Date: 2020-05-07 01:41 am (UTC)
firecat: damiel from wings of desire tasting blood on his fingers. text "i has a flavor!" (Default)
From: [personal profile] firecat
I gather Instacart started providing free PPE after a one-day strike by their workers.

Date: 2020-05-07 09:01 pm (UTC)
pameladean: (Default)
From: [personal profile] pameladean
I would certainly expect them to do that as well.

I did a very quick search and sadly, it looks as if Instacart keeps saying it will provide these things and in some cases (maybe some locations? it's unclear) actually did so until they ran out of some or all items; but they seemed incapable of starting up again, at least in the short run.

It's a pretty poor showing.

P.

Date: 2020-05-07 01:44 am (UTC)
firecat: damiel from wings of desire tasting blood on his fingers. text "i has a flavor!" (Default)
From: [personal profile] firecat
It gets harder to ask when I don't exactly need help, when I can manage on my own but maybe not manage all that well. So true.

Date: 2020-05-07 04:49 pm (UTC)
silveradept: A kodama with a trombone. The trombone is playing music, even though it is held in a rest position (Default)
From: [personal profile] silveradept
I suspect the actual answer to these questions are things like "these services can only exist because they exploit their workers in ways that would be criminal in any society that cared about anything but capital," and so fixing the problem of exploiting drivers would be the kind of thing that would crush Uber and Doordash along with Instacart.

I have no practical immediate solutions, and can only hope that whatever option works, it's the least exploitative of the lot.

Date: 2020-05-11 10:53 pm (UTC)
landofnowhere: (Default)
From: [personal profile] landofnowhere
I'd heard of Umbrella through my mother, but had no idea that was their business model. :O

(Assuming this is stil a problem you are trying to solve: does she have a Kroger in her area that offers curbside pickup?
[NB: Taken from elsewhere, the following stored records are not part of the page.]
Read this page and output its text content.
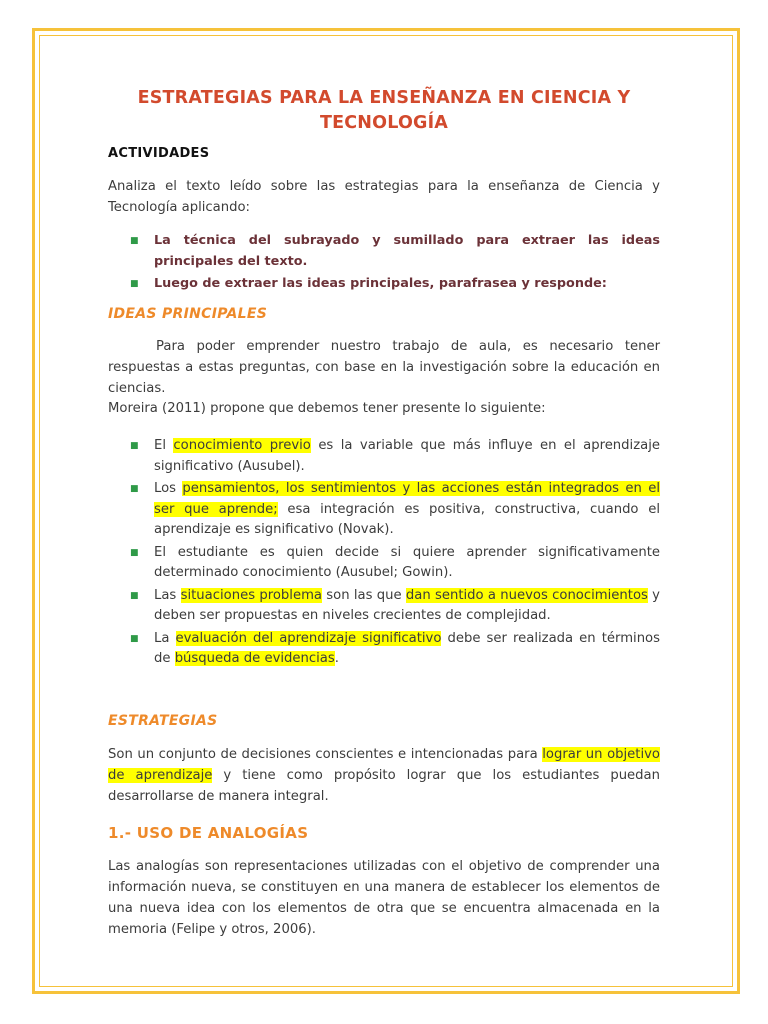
ESTRATEGIAS PARA LA ENSEÑANZA EN CIENCIA Y TECNOLOGÍA
ACTIVIDADES

Analiza el texto leído sobre las estrategias para la enseñanza de Ciencia y Tecnología aplicando:

■ La técnica del subrayado y sumillado para extraer las ideas principales del texto.
■ Luego de extraer las ideas principales, parafrasea y responde:
IDEAS PRINCIPALES

Para poder emprender nuestro trabajo de aula, es necesario tener respuestas a estas preguntas, con base en la investigación sobre la educación en ciencias.

Moreira (2011) propone que debemos tener presente lo siguiente:

■ El conocimiento previo es la variable que más influye en el aprendizaje significativo (Ausubel).
■ Los pensamientos, los sentimientos y las acciones están integrados en el ser que aprende; esa integración es positiva, constructiva, cuando el aprendizaje es significativo (Novak).
■ El estudiante es quien decide si quiere aprender significativamente determinado conocimiento (Ausubel; Gowin).
■ Las situaciones problema son las que dan sentido a nuevos conocimientos y deben ser propuestas en niveles crecientes de complejidad.
■ La evaluación del aprendizaje significativo debe ser realizada en términos de búsqueda de evidencias.
ESTRATEGIAS

Son un conjunto de decisiones conscientes e intencionadas para lograr un objetivo de aprendizaje y tiene como propósito lograr que los estudiantes puedan desarrollarse de manera integral.

1.- USO DE ANALOGÍAS

Las analogías son representaciones utilizadas con el objetivo de comprender una información nueva, se constituyen en una manera de establecer los elementos de una nueva idea con los elementos de otra que se encuentra almacenada en la memoria (Felipe y otros, 2006).
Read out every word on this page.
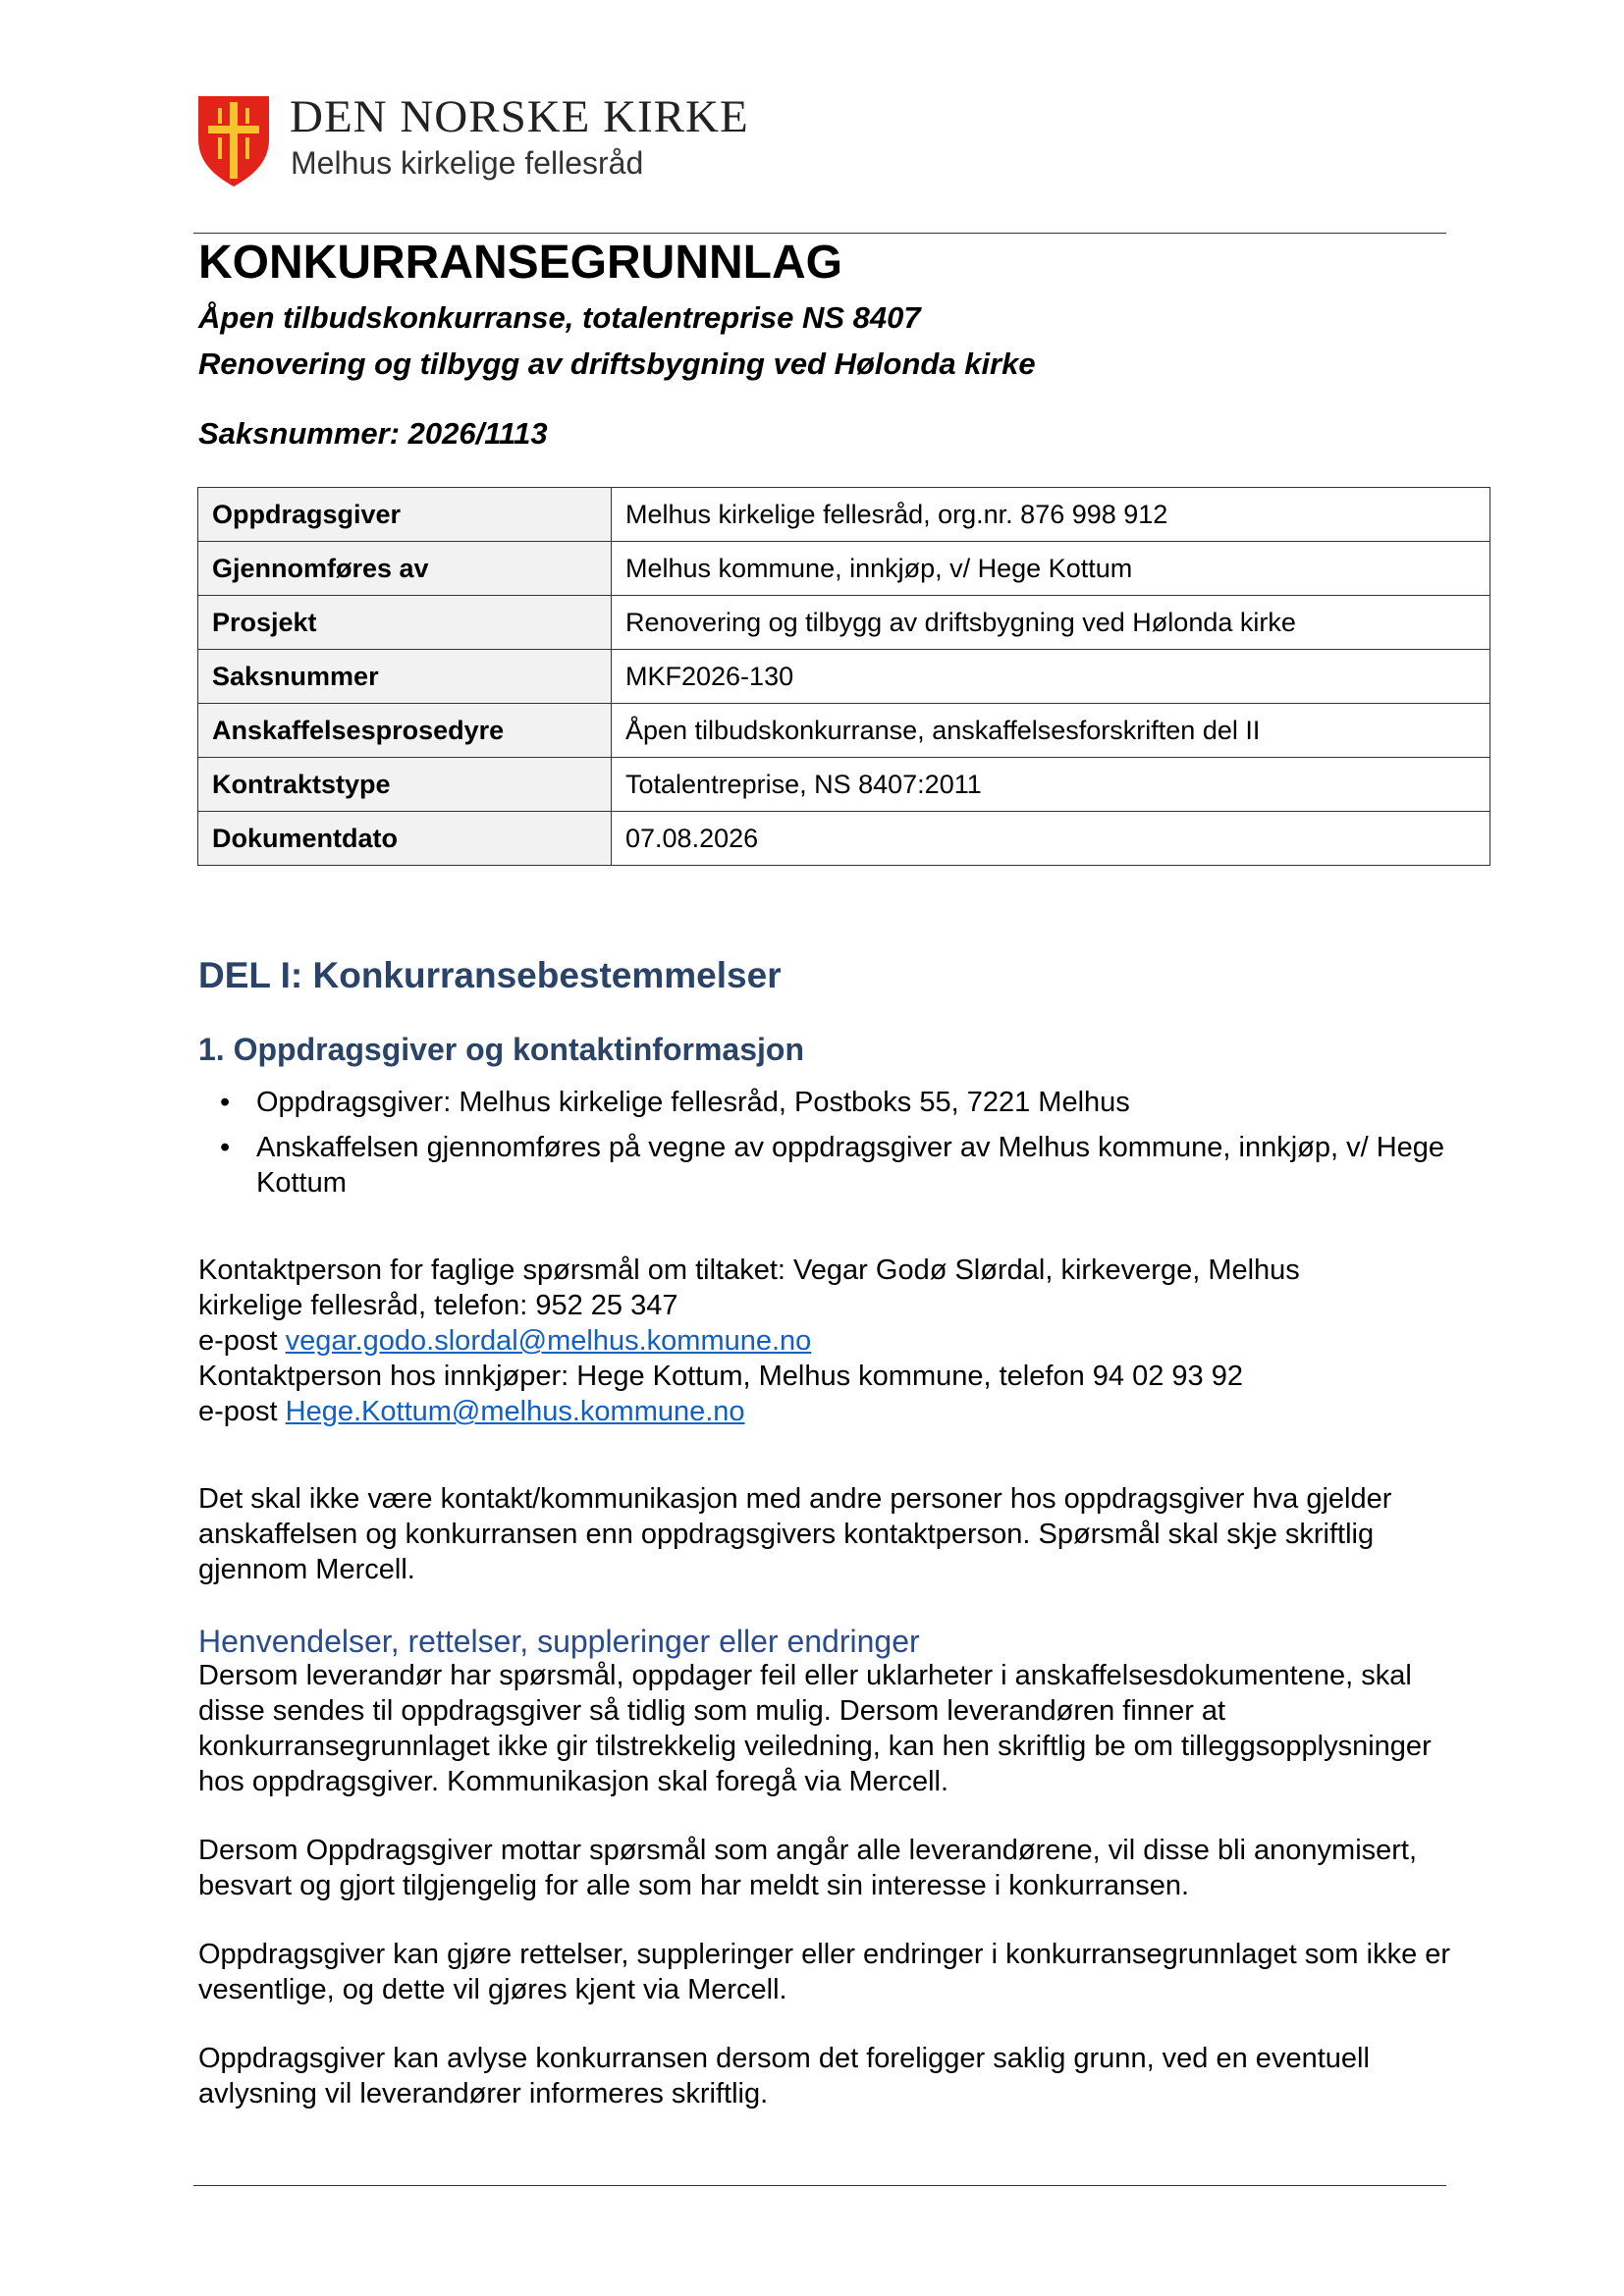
DEN NORSKE KIRKE
Melhus kirkelige fellesråd
KONKURRANSEGRUNNLAG
Åpen tilbudskonkurranse, totalentreprise NS 8407
Renovering og tilbygg av driftsbygning ved Hølonda kirke
Saksnummer: 2026/1113
Oppdragsgiver	Melhus kirkelige fellesråd, org.nr. 876 998 912
Gjennomføres av	Melhus kommune, innkjøp, v/ Hege Kottum
Prosjekt	Renovering og tilbygg av driftsbygning ved Hølonda kirke
Saksnummer	MKF2026-130
Anskaffelsesprosedyre	Åpen tilbudskonkurranse, anskaffelsesforskriften del II
Kontraktstype	Totalentreprise, NS 8407:2011
Dokumentdato	07.08.2026
DEL I: Konkurransebestemmelser
1. Oppdragsgiver og kontaktinformasjon
• Oppdragsgiver: Melhus kirkelige fellesråd, Postboks 55, 7221 Melhus
• Anskaffelsen gjennomføres på vegne av oppdragsgiver av Melhus kommune, innkjøp, v/ Hege Kottum
Kontaktperson for faglige spørsmål om tiltaket: Vegar Godø Slørdal, kirkeverge, Melhus
kirkelige fellesråd, telefon: 952 25 347
e-post vegar.godo.slordal@melhus.kommune.no
Kontaktperson hos innkjøper: Hege Kottum, Melhus kommune, telefon 94 02 93 92
e-post Hege.Kottum@melhus.kommune.no
Det skal ikke være kontakt/kommunikasjon med andre personer hos oppdragsgiver hva gjelder anskaffelsen og konkurransen enn oppdragsgivers kontaktperson. Spørsmål skal skje skriftlig gjennom Mercell.
Henvendelser, rettelser, suppleringer eller endringer
Dersom leverandør har spørsmål, oppdager feil eller uklarheter i anskaffelsesdokumentene, skal disse sendes til oppdragsgiver så tidlig som mulig. Dersom leverandøren finner at konkurransegrunnlaget ikke gir tilstrekkelig veiledning, kan hen skriftlig be om tilleggsopplysninger hos oppdragsgiver. Kommunikasjon skal foregå via Mercell.
Dersom Oppdragsgiver mottar spørsmål som angår alle leverandørene, vil disse bli anonymisert, besvart og gjort tilgjengelig for alle som har meldt sin interesse i konkurransen.
Oppdragsgiver kan gjøre rettelser, suppleringer eller endringer i konkurransegrunnlaget som ikke er vesentlige, og dette vil gjøres kjent via Mercell.
Oppdragsgiver kan avlyse konkurransen dersom det foreligger saklig grunn, ved en eventuell avlysning vil leverandører informeres skriftlig.
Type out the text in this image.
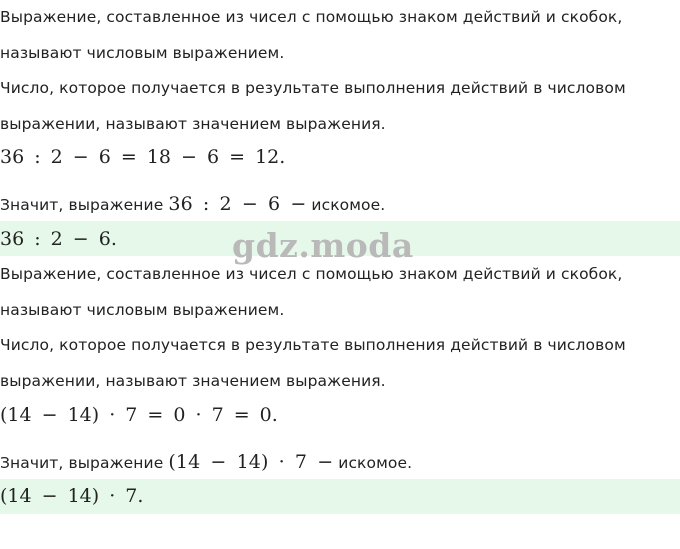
Выражение, составленное из чисел с помощью знаком действий и скобок,
называют числовым выражением.
Число, которое получается в результате выполнения действий в числовом
выражении, называют значением выражения.
36 : 2 − 6 = 18 − 6 = 12.
Значит, выражение 36 : 2 − 6 − искомое.
36 : 2 − 6.
Выражение, составленное из чисел с помощью знаком действий и скобок,
называют числовым выражением.
Число, которое получается в результате выполнения действий в числовом
выражении, называют значением выражения.
(14 − 14) · 7 = 0 · 7 = 0.
Значит, выражение (14 − 14) · 7 − искомое.
(14 − 14) · 7.
gdz.moda
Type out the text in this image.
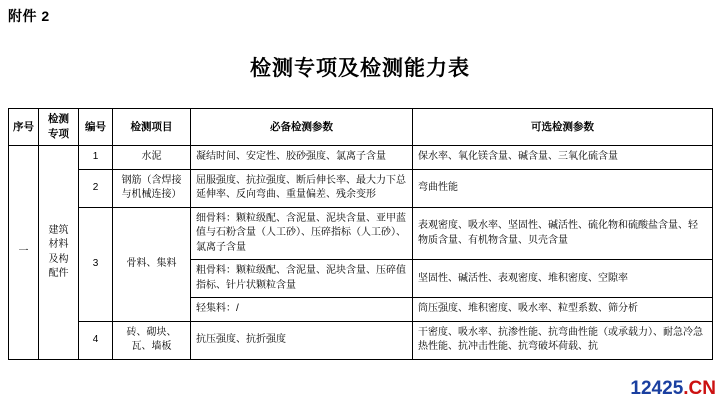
附件 2
检测专项及检测能力表
序号	检测专项	编号	检测项目	必备检测参数	可选检测参数
一	建筑材料及构配件	1	水泥	凝结时间、安定性、胶砂强度、氯离子含量	保水率、氧化镁含量、碱含量、三氧化硫含量
		2	钢筋（含焊接与机械连接）	屈服强度、抗拉强度、断后伸长率、最大力下总延伸率、反向弯曲、重量偏差、残余变形	弯曲性能
		3	骨料、集料	细骨料：颗粒级配、含泥量、泥块含量、亚甲蓝值与石粉含量（人工砂）、压碎指标（人工砂）、氯离子含量	表观密度、吸水率、坚固性、碱活性、硫化物和硫酸盐含量、轻物质含量、有机物含量、贝壳含量
				粗骨料：颗粒级配、含泥量、泥块含量、压碎值指标、针片状颗粒含量	坚固性、碱活性、表观密度、堆积密度、空隙率
				轻集料：/	筒压强度、堆积密度、吸水率、粒型系数、筛分析
		4	砖、砌块、瓦、墙板	抗压强度、抗折强度	干密度、吸水率、抗渗性能、抗弯曲性能（或承载力）、耐急冷急热性能、抗冲击性能、抗弯破坏荷载、抗
12425.CN
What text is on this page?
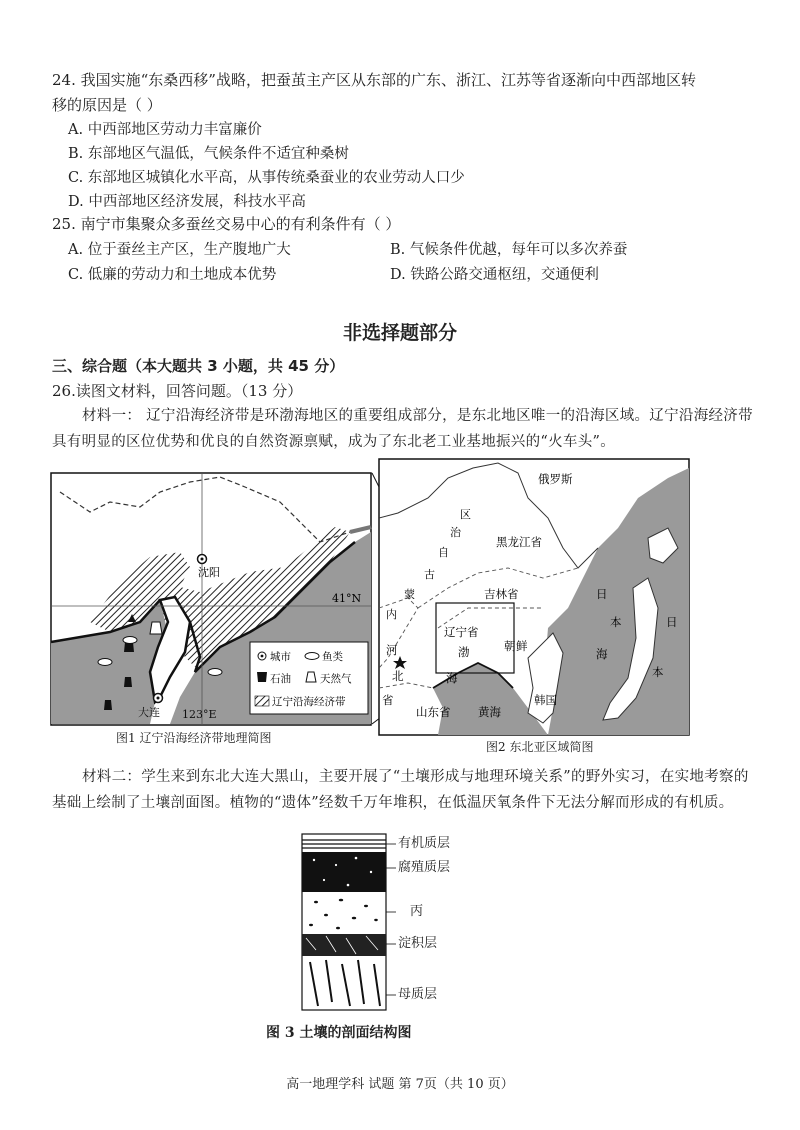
24. 我国实施“东桑西移”战略，把蚕茧主产区从东部的广东、浙江、江苏等省逐渐向中西部地区转
移的原因是（ ）
A. 中西部地区劳动力丰富廉价
B. 东部地区气温低，气候条件不适宜种桑树
C. 东部地区城镇化水平高，从事传统桑蚕业的农业劳动人口少
D. 中西部地区经济发展，科技水平高
25. 南宁市集聚众多蚕丝交易中心的有利条件有（ ）
A. 位于蚕丝主产区，生产腹地广大	B. 气候条件优越，每年可以多次养蚕
C. 低廉的劳动力和土地成本优势	D. 铁路公路交通枢纽，交通便利
非选择题部分
三、综合题（本大题共 3 小题，共 45 分）
26.读图文材料，回答问题。（13 分）
材料一： 辽宁沿海经济带是环渤海地区的重要组成部分，是东北地区唯一的沿海区域。辽宁沿海经济带具有明显的区位优势和优良的自然资源禀赋，成为了东北老工业基地振兴的“火车头”。
41°N
123°E
沈阳
大连
城市	鱼类
石油	天然气
辽宁沿海经济带
图1 辽宁沿海经济带地理简图
俄罗斯
黑龙江省
吉林省
辽宁省
区
治
自
古
蒙
内
河
北
省
渤
海
山东省 黄海
朝 鲜
韩国
日
本
海
日
本
图2 东北亚区域简图
材料二：学生来到东北大连大黑山，主要开展了“土壤形成与地理环境关系”的野外实习，在实地考察的基础上绘制了土壤剖面图。植物的“遗体”经数千万年堆积，在低温厌氧条件下无法分解而形成的有机质。
有机质层
腐殖质层
丙
淀积层
母质层
图 3 土壤的剖面结构图
高一地理学科 试题 第 7页（共 10 页）
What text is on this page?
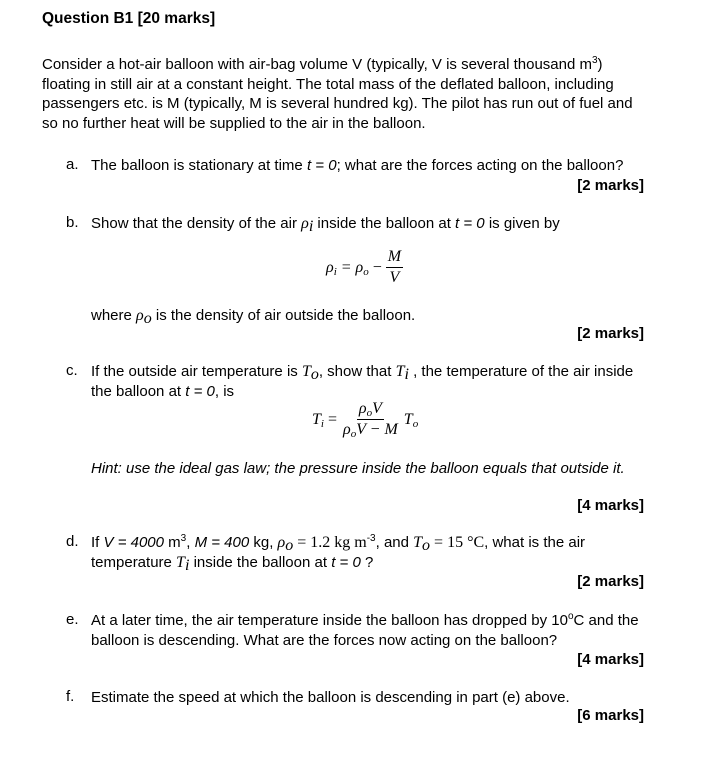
Question B1 [20 marks]
Consider a hot-air balloon with air-bag volume V (typically, V is several thousand $m^3$) floating in still air at a constant height. The total mass of the deflated balloon, including passengers etc. is M (typically, M is several hundred kg). The pilot has run out of fuel and so no further heat will be supplied to the air in the balloon.
a. The balloon is stationary at time t = 0; what are the forces acting on the balloon?
[2 marks]
b. Show that the density of the air $\rho_i$ inside the balloon at t = 0 is given by
$\rho_i = \rho_o - \frac{M}{V}$
where $\rho_o$ is the density of air outside the balloon.
[2 marks]
c. If the outside air temperature is $T_o$, show that $T_i$ , the temperature of the air inside the balloon at t = 0, is
$T_i = \frac{\rho_oV}{\rho_oV - M} T_o$
Hint: use the ideal gas law; the pressure inside the balloon equals that outside it.
[4 marks]
d. If V = 4000 $m^3$, M = 400 kg, $\rho_o = 1.2$ kg $m^{-3}$, and $T_o = 15$ °C, what is the air temperature $T_i$ inside the balloon at t = 0 ?
[2 marks]
e. At a later time, the air temperature inside the balloon has dropped by 10$^o$C and the balloon is descending. What are the forces now acting on the balloon?
[4 marks]
f. Estimate the speed at which the balloon is descending in part (e) above.
[6 marks]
I understand they're currently waiving the fee.)

Date: 2020-05-14 09:05 pm (UTC)
landofnowhere: (Default)
From: [personal profile] landofnowhere
I'm sorry :-(

Date: 2020-05-19 02:15 am (UTC)
amaebi: black fox (Default)
From: [personal profile] amaebi
The good solutions to the problem of worker exploitation are of course structural.

I not only like to choose my own produce, but don't want to use any of those delivery services, because they exploit their workers. But I am of course not helping out workers wen I don't use the service, because I am thus neither tipping them nor adding to demand for their services.

My dilemma is vastly preferable to yours, of course.